|Kistler, H - Corby|
Submitted to: American Phytopathological Society Abstracts
Publication Type: Abstract only
Publication Acceptance Date: 7/31/2004
Publication Date: 8/4/2004
Citation: GALE, L.R., BRYANT, J.D., GIESE, H., KATAN, T., O DONNELL, K., SUGA, H., USGAARD, T.R., WARD, T.J., KISTLER, H.C. A GENETIC MAP OF FUSARIUM GRAMINEARUM USING SEQUENCED-TAGGED SITES AND AFLP MARKERS. AMERICAN PHYTOPATHOLOGICAL SOCIETY ABSTRACTS. 2004. Interpretive Summary:
Technical Abstract: A genetic map of Fusarium graminearum was constructed using a cross between nitrate non-utilizing mutants of strain PH-1 (NRRL 31084) and a strain from Minnesota, 00-676 (NRRL 34097). A total of 111 ascospore progeny were analyzed for 237 genetic loci; 213 markers exhibited Mendelian inheritance, while segregation distortion was observed for 17 markers at four genomic locations.
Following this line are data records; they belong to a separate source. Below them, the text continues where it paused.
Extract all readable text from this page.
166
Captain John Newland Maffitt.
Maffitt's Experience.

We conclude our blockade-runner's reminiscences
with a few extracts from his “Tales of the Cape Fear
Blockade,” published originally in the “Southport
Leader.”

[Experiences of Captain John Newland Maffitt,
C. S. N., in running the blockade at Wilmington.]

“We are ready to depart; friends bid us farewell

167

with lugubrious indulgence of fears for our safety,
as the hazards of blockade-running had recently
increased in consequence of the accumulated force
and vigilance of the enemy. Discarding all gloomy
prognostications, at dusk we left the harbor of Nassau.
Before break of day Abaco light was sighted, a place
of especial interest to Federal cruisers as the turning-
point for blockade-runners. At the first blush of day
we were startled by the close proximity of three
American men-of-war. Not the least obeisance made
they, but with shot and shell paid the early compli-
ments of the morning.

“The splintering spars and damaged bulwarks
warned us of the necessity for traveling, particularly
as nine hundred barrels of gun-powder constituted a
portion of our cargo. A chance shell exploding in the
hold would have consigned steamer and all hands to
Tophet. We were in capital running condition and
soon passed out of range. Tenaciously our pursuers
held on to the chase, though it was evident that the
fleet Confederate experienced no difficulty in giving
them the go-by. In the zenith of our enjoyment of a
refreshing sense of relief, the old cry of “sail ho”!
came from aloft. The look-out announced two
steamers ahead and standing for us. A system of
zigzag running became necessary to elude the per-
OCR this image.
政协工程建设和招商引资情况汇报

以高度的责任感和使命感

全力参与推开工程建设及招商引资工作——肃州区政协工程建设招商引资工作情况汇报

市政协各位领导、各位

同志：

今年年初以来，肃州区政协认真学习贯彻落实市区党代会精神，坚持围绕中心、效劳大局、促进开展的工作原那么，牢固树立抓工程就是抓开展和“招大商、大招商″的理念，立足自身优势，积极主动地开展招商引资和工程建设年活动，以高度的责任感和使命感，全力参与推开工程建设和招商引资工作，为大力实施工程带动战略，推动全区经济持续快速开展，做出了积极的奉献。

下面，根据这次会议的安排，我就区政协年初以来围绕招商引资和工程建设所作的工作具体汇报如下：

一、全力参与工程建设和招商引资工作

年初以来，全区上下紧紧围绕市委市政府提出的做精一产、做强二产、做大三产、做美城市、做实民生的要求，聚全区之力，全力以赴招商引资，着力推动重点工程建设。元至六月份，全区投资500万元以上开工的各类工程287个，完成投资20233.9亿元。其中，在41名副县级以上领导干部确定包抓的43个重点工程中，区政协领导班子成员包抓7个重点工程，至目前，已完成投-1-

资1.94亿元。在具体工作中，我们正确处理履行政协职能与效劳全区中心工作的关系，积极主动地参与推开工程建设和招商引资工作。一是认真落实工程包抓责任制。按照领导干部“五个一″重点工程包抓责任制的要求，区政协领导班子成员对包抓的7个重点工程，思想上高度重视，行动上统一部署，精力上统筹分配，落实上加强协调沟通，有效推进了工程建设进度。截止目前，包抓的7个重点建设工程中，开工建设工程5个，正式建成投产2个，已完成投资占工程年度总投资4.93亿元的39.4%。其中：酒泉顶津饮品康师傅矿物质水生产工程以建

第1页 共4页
Genetic markers consisted of SNPs (detected as dCAPs, n=86 or CAPs, n=47), AFLPs (n=71), SSRs (n=27), and six other markers. A linkage map was generated using JoinMap 3.0. At a LOD score of 4.0, 11 linkage groups were obtained, anchoring many of the supercontigs that were generated for PH-1 by the whole-genome sequencing project (www.broad.mit.edu). All linkage groups and anchored supercontigs could be assembled into four chromosomes. A near-perfect match between the map location of the sequenced-tagged sites and their physical location in the genome were observed. The current map covers 1154 cM. Comparison of the physical and genetic maps revealed areas of chromosomes where recombination appears to be suppressed, which may point to centromere locations, while other regions appear to be hot-spots of recombination.